Moving data onto transactions - WormBase/db-prototypes GitHub Wiki

Datomic transactions are first class entities and can be annotated with arbitrary properties. It's straightforward to query the transaction associated with any datom as part of a query, e.g. find who assigned gene names using a query like:

   [:find ?gene-id ?name ?curator
    :where [?gene :gene/id ?gene-id]
           [?gene :gene/public-name ?name ?tx]   ;; NB fourth item is transaction ID.
           [?tx :wormbase/curator ?curator]]

This trivially acts as a provenance mechanism roughly equivalent to ACeDB timestamps (and improving on them, since historical data can still be queried).
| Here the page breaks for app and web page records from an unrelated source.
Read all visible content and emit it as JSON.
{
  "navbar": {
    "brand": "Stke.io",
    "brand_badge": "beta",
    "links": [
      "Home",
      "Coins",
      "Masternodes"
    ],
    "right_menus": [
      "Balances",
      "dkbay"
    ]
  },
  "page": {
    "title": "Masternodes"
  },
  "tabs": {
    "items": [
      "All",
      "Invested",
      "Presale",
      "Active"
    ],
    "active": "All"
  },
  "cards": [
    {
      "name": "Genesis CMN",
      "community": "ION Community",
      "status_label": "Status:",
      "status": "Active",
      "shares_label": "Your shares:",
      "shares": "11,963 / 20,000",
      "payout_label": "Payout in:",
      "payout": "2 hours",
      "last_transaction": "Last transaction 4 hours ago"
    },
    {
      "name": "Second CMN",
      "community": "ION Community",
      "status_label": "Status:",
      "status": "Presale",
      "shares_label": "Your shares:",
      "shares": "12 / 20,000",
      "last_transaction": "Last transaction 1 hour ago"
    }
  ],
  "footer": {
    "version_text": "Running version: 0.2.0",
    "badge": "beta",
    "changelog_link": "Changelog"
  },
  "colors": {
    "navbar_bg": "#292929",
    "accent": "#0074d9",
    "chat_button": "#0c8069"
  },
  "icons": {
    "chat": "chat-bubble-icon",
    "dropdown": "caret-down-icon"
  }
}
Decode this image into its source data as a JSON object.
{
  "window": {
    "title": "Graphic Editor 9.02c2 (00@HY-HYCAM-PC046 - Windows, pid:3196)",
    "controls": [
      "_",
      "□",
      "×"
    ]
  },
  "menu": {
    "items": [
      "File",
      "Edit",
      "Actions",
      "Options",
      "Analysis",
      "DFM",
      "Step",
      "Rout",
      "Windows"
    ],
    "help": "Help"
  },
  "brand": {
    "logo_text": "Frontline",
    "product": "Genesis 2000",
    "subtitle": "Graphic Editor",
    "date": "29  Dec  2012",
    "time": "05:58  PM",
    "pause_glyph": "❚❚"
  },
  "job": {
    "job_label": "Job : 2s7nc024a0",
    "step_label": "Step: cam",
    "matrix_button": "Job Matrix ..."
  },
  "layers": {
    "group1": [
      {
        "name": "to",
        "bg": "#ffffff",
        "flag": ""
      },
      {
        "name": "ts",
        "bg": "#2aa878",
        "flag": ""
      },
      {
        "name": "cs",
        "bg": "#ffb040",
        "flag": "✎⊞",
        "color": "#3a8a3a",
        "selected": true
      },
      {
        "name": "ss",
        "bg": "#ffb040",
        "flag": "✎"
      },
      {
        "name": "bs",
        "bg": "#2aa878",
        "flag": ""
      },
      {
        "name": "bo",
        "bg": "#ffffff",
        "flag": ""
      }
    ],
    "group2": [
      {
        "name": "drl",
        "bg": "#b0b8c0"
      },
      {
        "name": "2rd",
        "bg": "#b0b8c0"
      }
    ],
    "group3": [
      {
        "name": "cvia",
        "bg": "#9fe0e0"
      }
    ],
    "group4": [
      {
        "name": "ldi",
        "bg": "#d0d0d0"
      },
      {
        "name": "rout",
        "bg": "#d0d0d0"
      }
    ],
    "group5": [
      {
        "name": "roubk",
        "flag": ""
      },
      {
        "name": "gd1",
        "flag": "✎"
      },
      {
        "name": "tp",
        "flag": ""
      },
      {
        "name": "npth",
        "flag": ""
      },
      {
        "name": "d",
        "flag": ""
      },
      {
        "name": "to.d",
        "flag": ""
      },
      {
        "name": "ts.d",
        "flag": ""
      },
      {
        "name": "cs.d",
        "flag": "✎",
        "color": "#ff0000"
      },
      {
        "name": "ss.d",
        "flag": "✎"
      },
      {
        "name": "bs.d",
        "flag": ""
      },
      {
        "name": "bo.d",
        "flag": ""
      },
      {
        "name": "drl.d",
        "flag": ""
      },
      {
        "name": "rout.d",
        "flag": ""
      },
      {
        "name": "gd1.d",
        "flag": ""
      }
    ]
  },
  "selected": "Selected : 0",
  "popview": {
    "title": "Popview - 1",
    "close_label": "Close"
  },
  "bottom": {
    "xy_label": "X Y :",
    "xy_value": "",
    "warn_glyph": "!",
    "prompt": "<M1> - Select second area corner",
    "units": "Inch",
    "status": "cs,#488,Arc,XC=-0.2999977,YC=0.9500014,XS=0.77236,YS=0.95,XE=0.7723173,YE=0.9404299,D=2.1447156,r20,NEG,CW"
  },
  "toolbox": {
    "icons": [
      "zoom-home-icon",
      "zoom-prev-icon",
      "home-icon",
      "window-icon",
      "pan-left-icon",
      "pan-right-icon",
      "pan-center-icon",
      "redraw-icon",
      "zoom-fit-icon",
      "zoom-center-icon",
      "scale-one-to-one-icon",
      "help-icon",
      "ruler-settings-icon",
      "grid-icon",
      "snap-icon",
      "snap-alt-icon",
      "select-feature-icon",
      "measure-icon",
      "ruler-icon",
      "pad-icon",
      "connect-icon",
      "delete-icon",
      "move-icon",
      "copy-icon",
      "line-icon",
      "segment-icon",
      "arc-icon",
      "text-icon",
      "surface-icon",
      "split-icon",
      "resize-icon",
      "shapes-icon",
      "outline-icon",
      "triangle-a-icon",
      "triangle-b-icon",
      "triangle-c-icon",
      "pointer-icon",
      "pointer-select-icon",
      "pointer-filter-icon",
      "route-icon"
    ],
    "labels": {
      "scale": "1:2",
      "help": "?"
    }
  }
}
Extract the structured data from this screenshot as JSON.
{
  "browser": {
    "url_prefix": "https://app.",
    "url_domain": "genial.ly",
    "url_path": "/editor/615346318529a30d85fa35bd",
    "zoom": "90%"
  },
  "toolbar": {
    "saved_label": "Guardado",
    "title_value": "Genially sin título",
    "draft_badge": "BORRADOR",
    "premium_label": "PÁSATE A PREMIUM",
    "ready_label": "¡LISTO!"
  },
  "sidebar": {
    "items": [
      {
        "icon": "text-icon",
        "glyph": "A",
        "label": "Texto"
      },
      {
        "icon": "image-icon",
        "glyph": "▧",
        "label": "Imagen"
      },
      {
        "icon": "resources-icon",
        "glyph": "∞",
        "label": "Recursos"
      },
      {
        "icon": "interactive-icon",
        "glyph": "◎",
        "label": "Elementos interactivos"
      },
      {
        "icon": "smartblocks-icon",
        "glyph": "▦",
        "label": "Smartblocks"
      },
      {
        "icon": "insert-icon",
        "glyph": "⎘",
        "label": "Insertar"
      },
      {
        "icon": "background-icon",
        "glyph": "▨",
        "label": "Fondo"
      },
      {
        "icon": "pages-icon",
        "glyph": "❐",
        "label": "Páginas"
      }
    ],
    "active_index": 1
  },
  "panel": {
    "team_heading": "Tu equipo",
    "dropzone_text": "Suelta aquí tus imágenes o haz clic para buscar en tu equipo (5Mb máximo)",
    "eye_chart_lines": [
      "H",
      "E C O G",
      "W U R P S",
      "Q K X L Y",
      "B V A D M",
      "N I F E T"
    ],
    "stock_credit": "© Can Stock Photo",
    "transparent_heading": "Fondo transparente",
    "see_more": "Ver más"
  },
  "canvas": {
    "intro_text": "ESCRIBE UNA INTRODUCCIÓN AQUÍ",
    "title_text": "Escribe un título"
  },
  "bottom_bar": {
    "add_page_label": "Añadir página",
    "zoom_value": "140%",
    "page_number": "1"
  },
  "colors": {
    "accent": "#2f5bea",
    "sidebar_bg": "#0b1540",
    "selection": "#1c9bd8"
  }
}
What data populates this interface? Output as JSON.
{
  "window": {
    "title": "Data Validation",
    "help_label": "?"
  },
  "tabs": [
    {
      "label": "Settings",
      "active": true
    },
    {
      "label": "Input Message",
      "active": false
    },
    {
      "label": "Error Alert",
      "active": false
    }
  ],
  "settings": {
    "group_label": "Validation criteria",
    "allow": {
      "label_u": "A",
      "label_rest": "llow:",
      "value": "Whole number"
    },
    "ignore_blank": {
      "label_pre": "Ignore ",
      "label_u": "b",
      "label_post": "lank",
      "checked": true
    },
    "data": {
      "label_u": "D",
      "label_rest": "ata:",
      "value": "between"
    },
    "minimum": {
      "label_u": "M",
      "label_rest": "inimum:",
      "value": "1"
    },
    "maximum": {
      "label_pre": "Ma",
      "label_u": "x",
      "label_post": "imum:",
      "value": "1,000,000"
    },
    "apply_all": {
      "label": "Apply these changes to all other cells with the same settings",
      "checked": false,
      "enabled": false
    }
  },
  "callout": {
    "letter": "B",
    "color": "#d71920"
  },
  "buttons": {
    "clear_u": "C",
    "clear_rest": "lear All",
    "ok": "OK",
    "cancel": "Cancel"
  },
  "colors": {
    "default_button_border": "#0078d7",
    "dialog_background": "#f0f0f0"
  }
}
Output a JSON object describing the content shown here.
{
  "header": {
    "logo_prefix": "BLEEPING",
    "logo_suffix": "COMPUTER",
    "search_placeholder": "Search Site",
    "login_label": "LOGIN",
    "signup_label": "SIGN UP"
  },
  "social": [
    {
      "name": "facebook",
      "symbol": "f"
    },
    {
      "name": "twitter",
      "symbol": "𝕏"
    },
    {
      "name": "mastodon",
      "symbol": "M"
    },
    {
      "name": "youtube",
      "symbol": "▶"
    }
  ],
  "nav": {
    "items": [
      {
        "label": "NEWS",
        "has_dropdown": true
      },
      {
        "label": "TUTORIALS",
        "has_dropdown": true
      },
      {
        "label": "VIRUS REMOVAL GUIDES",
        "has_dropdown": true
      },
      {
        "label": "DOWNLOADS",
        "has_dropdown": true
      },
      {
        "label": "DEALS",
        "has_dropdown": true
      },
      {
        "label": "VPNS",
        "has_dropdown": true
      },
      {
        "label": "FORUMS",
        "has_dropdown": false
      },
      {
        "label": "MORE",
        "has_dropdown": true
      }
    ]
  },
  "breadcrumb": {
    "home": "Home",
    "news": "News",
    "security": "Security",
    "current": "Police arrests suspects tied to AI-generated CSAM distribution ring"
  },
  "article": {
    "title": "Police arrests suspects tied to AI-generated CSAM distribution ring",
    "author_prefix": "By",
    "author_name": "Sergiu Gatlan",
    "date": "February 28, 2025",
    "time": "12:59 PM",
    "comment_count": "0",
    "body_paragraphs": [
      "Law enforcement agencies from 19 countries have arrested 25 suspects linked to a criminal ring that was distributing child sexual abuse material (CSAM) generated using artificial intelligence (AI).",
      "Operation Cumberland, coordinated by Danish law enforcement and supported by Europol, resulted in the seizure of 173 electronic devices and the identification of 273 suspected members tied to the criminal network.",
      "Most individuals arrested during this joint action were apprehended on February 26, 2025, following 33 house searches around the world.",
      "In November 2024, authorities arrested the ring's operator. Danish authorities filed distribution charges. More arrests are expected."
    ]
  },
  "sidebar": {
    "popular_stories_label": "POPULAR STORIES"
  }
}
But we might be able to simplify the data model by moving more information onto transactions...

Recording imports

Much WormBase data is periodically imported from some external source. Sometimes this can be spotted by the appearance of a script name in the timestamp, although this is a bit ad-hoc. In some cases, there's also an explicit record of versions (e.g. on the GO_Term and SO_Term classes).

At the very least we should be able to handle the provenance a bit better in Datomic. As a sketch, transaction metadata could look like:

 {:curation/script          "wb.core.import-so"
  :curation/script-version  "16f1c5e550c9c321b8b92d1448a556ae69cbc222"
  :curation/source-uri      "http://sourceforge.net/p/song/svn/HEAD/tree/trunk/so-xp.obo"
  :curation/source-version  "2.5.2"
  :db/txInstant             #inst "2015-04-30"}

Note that the version is encoded in its own field, which would be "reachable" from any SO term entity in a query.

Replacing "evidenced links".

Other ideas?

  • Smarter handling of data which is mostly bulk-imported but gets hand-edited in a few places? Should be possible to identify the hand-edited bits and merge them into the next import?